Rindu Dua Puluh Delapan


Malam ini dipenuhi warna dan dentum bunyi yang datang dari panggung, seolah dunia sedang mempersembahkan dirinya untuk dilihat, didengar, dirayakan. Lampu-lampu menari, suara musik berpadu dengan langkah manusia yang memenuhi jalan. Namun di tengah keramaian itu, aku merasa ada ruang sunyi yang tetap melekat di dalam dada: rindu yang tak ikut larut dalam pesta. Seperti bintang yang tetap jauh meski langit malam dipenuhi cahaya buatan.

Dunia kini berubah menjadi sebuah event, peristiwa yang terus berputar demi hadirkan sensasi baru. Tapi rindu menolak menjadi sekadar sensasi. Ia bukan dentum sesaat, melainkan gema yang tak habis-habis. Di antara sorak-sorai festival, rindu berdiri teguh, membuat hati tak pernah sepenuhnya bisa dilenakan oleh pertunjukan. Bahkan di momen yang ramai, ada bagian dari jiwa yang tetap kosong, menunggu satu kehadiran yang tidak bisa diganti.

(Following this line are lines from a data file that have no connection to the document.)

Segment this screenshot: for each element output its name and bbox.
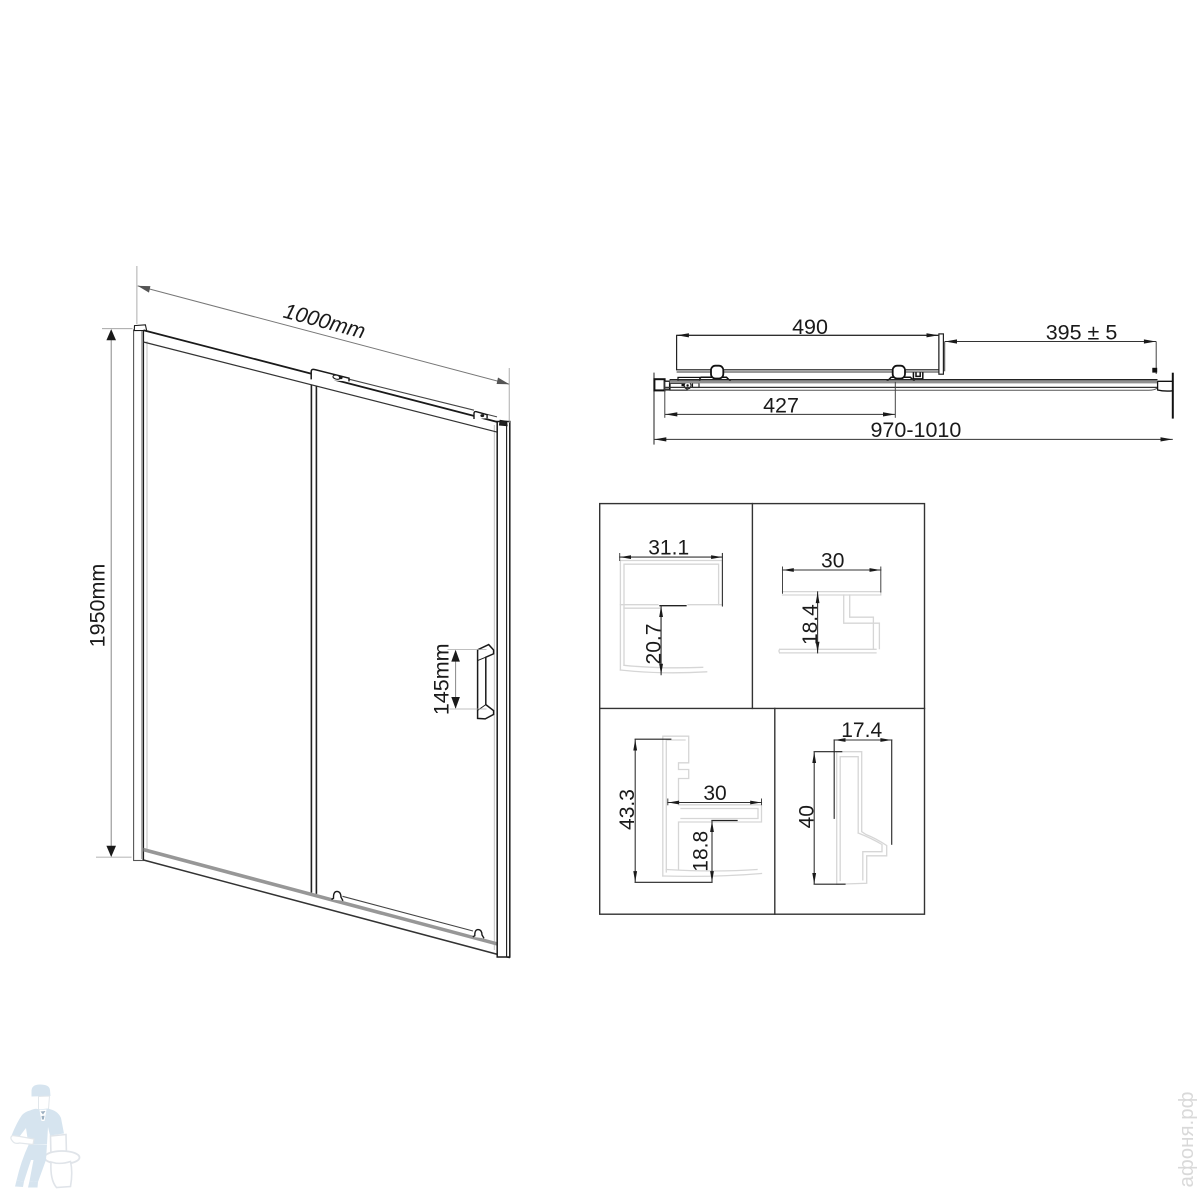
svg-text:17.4: 17.4 — [841, 719, 882, 742]
svg-text:30: 30 — [703, 782, 726, 805]
svg-text:18.4: 18.4 — [799, 604, 822, 645]
svg-text:30: 30 — [821, 549, 844, 572]
svg-text:970-1010: 970-1010 — [870, 418, 961, 442]
svg-text:18.8: 18.8 — [690, 831, 713, 872]
svg-text:395 ± 5: 395 ± 5 — [1046, 320, 1118, 344]
svg-text:145mm: 145mm — [430, 643, 454, 715]
svg-text:427: 427 — [763, 393, 799, 417]
svg-text:1000mm: 1000mm — [281, 299, 368, 344]
svg-text:43.3: 43.3 — [616, 789, 639, 830]
svg-text:1950mm: 1950mm — [86, 564, 110, 648]
svg-text:31.1: 31.1 — [648, 537, 689, 560]
svg-text:40: 40 — [795, 805, 818, 828]
svg-text:афоня.рф: афоня.рф — [1175, 1091, 1198, 1187]
svg-text:20.7: 20.7 — [643, 624, 666, 665]
svg-text:490: 490 — [792, 315, 828, 339]
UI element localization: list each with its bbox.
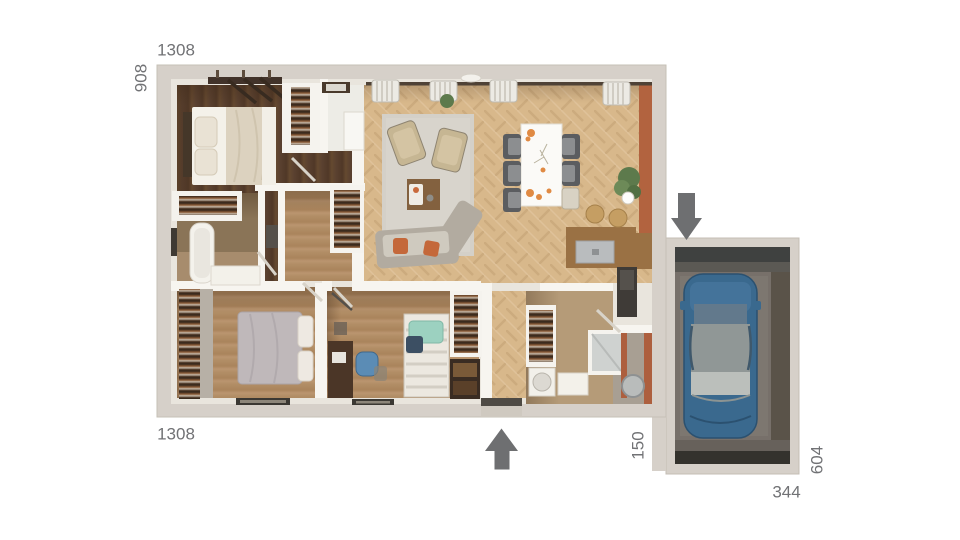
svg-text:1308: 1308 <box>157 41 195 60</box>
svg-text:150: 150 <box>629 431 648 459</box>
svg-text:908: 908 <box>132 64 151 92</box>
svg-text:344: 344 <box>772 483 800 502</box>
svg-text:1308: 1308 <box>157 425 195 444</box>
svg-text:604: 604 <box>808 446 827 474</box>
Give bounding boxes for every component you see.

Aku tersenyum untuk kamera, berdiri di depan papan merah dengan tulisan besar, membiarkan tubuhku jadi bagian dari catatan malam itu. Tapi jauh di balik senyum, aku tahu rindu sedang berdiam, menontonku seperti penonton lain yang tidak bertepuk tangan. Ia hanya menatap, diam, tapi menancapkan sesuatu yang lebih dalam dari semua musik yang menggelegar di udara.

Maka aku percaya, rindu adalah pertunjukan yang tak pernah selesai. Ia tidak membutuhkan panggung, tidak mencari penonton, dan tak perlu tepuk tangan. Ia berlangsung dalam diri, di balik cahaya dan suara dunia luar. Bahkan ketika tubuh kita berada di tengah festival, jiwa tetap bisa berada di tempat lain, di samping seseorang yang jauh, yang absen, yang justru membuat malam penuh cahaya terasa remang.